My dad’s ending wasn't an Adventist one. But he wasn't an Adventist, so what did I expect? How glad I am, though, that a loving God, with a compassion I can’t conceive, is judge, and that I will be able to say, “Yes, Lord God Almighty, true and just are your judgments” (Rev. 16:7), whatever His judgment on my father is.

RESPONDING TO THE CALL OF MINISTRY by Ashley Batiste. It is a MUST READ account of Christian service that is the definition of worldwide Gospel Ministry. The National Association for the Prevention of Starvation (NAPS) ministry doesn't stop at responding to national disasters. Instead, it goes beyond to bringing hope, love, and support to remote, less-known places.

Andy Nash asks an important question in MAX LUCADO’S CONFESSION: Would my own church leaders feel safe being this honest with their congregations—with their colleagues? Or is this honesty only for someone else?

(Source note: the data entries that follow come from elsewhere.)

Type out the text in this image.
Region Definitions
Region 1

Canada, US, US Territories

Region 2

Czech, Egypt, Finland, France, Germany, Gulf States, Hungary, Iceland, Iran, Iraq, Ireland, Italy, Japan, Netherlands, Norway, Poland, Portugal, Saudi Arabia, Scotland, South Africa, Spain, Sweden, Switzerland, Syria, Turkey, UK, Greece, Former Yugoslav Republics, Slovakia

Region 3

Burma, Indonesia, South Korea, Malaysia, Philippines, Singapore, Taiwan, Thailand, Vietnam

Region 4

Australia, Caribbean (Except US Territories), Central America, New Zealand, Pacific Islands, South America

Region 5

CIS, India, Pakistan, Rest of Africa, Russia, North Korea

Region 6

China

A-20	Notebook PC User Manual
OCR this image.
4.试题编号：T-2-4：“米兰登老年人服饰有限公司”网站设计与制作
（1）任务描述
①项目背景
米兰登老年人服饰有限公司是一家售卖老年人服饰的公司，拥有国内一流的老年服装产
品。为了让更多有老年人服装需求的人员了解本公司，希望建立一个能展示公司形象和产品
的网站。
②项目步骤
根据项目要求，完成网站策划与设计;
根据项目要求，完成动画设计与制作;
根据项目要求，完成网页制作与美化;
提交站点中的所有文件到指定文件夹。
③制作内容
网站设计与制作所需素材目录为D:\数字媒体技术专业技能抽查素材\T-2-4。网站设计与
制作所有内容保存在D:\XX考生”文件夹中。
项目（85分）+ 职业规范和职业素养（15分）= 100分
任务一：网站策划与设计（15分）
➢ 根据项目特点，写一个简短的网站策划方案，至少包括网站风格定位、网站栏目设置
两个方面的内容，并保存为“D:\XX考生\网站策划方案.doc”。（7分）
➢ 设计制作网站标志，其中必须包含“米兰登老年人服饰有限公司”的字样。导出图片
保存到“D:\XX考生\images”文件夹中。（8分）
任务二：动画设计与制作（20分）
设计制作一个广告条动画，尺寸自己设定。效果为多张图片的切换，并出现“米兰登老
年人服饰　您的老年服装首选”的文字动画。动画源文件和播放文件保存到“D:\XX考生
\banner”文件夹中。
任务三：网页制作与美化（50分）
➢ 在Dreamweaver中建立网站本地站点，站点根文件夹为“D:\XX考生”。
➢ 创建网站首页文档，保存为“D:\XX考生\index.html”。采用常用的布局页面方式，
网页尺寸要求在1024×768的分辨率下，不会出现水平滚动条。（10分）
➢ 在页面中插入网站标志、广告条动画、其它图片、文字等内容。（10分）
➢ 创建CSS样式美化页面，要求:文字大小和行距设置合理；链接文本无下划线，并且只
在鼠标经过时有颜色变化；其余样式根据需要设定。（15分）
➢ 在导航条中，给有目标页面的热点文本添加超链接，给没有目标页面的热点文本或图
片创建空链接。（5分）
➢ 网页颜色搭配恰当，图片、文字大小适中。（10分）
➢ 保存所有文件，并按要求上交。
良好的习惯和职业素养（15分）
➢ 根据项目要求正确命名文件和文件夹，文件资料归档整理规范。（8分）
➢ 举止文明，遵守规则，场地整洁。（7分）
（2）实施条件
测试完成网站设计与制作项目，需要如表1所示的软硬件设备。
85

It pains me to report that there is a canker in the rose of this excellent, generously Christian issue. THE INCOMPLETE GOSPEL by Andrew W. Kerbs discounts the life and teachings of Christ and is shockingly parochial. His argument: Without the fuller understanding of the work accomplished in the sanctuary, what happened at Calvary would be little more than a moving story of another murdered prophet.